We can visualize the module using functions as elements. For relationships, we here use abstract themes (date handling, phone numbers) instead of code dependencies, because we don’t necessarily expect utility functions to call each other.

We can see that the module has low cohesion, because date handling functions don’t have any relationship to phone number functions.

More cohesive design

We can improve cohesion by splitting utils into dateUtils and phoneNumberUtils modules:

/* dateUtils.ts */

const parseTimestamp = (timestamp: string): Date => {};
const formatTimestamp = (datetime: Date): string => {};

/* phoneNumberUtils.ts */

const isValidPhoneNumber = (phoneNumber: string): boolean => {};
const extractCountryCode = (phoneNumber: string): number => {};

In the network representation, we can see that both modules are fully cohesive. However, this does have the drawback of increasing the total number of modules.

Example: unnecessary coupling

Code sometimes has coupling that can be removed. Consider a system that handles data from Internet-connected (IoT) sensors and tracks logged-in users. We want to format timestamps from IoT sensors using millisecond precision, and the last login time of users using whole-second precision.
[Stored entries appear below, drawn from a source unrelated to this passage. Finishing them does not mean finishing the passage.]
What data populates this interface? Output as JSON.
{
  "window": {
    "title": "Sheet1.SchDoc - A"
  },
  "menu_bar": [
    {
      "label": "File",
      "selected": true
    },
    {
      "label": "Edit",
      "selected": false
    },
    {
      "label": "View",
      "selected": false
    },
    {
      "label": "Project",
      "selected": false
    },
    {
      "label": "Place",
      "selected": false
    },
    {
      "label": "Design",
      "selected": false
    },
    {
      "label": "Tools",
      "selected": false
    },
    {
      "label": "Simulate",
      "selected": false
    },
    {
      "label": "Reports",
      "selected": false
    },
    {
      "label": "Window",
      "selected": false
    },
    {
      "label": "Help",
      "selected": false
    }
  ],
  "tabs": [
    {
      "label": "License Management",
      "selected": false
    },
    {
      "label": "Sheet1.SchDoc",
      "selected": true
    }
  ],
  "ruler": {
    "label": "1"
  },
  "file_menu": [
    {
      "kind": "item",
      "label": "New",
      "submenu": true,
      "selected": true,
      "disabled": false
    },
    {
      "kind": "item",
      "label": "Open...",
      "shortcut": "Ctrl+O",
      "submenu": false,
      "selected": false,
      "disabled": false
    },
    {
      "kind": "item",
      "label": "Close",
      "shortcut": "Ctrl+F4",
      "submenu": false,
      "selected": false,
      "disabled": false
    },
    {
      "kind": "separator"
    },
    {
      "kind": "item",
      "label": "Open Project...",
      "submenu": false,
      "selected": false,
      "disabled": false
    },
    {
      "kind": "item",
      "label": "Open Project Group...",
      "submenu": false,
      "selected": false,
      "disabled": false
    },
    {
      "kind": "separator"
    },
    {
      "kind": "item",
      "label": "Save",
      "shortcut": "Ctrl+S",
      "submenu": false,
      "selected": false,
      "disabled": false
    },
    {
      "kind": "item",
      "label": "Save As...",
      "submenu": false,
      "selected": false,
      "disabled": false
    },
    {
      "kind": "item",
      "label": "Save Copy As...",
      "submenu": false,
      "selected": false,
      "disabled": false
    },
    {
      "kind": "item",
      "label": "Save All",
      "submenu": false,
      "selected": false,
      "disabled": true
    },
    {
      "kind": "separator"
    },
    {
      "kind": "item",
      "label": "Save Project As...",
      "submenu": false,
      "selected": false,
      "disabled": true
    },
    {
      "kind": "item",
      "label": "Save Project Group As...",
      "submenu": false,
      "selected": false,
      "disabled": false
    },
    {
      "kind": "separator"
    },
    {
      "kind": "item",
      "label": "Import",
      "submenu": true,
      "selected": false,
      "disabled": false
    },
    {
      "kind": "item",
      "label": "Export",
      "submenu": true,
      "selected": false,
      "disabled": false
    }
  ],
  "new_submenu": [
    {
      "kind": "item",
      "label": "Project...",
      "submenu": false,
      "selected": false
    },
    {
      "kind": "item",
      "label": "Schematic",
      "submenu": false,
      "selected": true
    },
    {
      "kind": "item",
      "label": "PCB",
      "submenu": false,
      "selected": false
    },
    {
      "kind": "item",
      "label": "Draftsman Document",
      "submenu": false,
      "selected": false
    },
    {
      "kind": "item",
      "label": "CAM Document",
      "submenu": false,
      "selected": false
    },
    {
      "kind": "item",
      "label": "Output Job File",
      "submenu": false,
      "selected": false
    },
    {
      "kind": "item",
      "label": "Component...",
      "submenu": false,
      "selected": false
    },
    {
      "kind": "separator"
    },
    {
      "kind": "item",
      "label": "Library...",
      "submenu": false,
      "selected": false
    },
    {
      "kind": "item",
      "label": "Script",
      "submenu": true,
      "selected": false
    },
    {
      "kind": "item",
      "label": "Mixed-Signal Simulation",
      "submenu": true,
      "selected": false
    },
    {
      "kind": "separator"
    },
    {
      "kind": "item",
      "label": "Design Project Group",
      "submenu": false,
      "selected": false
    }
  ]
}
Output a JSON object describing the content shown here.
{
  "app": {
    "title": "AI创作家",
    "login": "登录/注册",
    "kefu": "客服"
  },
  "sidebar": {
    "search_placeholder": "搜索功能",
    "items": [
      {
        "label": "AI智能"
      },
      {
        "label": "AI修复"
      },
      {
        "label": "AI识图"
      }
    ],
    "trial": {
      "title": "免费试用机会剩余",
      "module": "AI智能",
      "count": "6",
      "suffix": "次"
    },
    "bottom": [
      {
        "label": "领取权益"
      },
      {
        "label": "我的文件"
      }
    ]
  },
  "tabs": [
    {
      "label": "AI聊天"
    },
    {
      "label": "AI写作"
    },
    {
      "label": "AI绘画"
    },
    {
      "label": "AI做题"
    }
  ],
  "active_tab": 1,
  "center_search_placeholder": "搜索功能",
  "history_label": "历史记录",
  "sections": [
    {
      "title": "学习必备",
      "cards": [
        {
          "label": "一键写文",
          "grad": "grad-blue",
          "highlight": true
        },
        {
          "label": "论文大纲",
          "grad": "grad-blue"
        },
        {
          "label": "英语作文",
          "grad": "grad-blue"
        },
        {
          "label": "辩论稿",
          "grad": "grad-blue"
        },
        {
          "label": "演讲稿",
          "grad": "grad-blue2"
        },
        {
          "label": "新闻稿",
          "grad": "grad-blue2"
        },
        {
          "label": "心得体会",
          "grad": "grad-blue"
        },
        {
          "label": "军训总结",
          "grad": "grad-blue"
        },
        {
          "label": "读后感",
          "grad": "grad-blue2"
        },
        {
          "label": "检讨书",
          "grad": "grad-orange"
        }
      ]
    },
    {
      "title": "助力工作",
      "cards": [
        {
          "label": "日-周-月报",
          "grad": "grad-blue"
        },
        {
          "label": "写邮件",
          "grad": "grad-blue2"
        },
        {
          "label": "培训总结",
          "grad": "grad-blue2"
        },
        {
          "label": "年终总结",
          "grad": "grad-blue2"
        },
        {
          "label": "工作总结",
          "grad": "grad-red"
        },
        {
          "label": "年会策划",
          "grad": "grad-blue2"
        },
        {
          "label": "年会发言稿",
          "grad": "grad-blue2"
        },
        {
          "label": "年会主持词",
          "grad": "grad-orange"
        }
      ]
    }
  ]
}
We might implement common date handling into a dateUtils module, and separate IoT and user concerns into cohesive iotService and userService modules.

/* dateUtils.ts */

/** Format timestamp using either millisecond or second precision. */
const formatTimestamp = (timestamp: Date, toMilli: boolean): string => {};

/* iotService.ts */

import { formatTimestamp } from './dateUtils';

const formatSensorTimestamp = (sensorTimestamp: Date): string => {
    // Millisecond precision
    return formatTimestamp(sensorTimestamp, true);
};

/* userService.ts */

import { formatTimestamp } from './dateUtils';

const formatUserLastLogin = (lastLogin: Date): string => {
    // Whole-second precision
    return formatTimestamp(lastLogin, false);
};

We model functions as elements and function calls as relationships:

This design is highly coupled. First, the service modules are directly coupled to dateUtils. Second, the dependencies from iotService and userService to dateUtils establish common coupling, because changes to the dateUtils module can affect iotService and userService. The modules iotService and userService are indirectly coupled to each other, because the author of iotService may need to modify dateUtils, which in turn can affect userService.

Eliminating coupling

The use of shared modules is often motivated by the Don’t Repeat Yourself (DRY) principle. However, it leads to increased coupling. There are two alternatives to this:

  1. Eliminate the dateUtils module and embed timestamp formatting independently into both iotService and userService. A small amount of code duplication (violation of the DRY principle) is often tolerable. However, if the amount of code duplication is large, increased coupling needs to be accepted.

  2. Use non-modifiable public libraries instead of modifiable custom libraries when possible. Common coupling occurs only when shared code or state can be modified by service module authors.

Conclusions

Coupling and cohesion help to objectively identify code quality problems. Although coupling and cohesion can be formally defined and quantified, in day-to-day software development they are best used as qualitative guiding principles. Coupling and cohesion must be balanced together with other design concerns, such as code duplication and the total number of modules.

References

Allen, E.B. & Khoshgoftaar, T.M. (1999). Measuring Coupling and Cohesion: An Information-Theory Approach. In Proceedings of the 6th International Software Metrics Symposium, Nov. 1999, Boca Raton, FL, USA.

Briand, L., Morasca, S. & Basili, V. (1996). Property-Based Software Engineering Measurement. IEEE Transactions on Software Engineering, 22(1).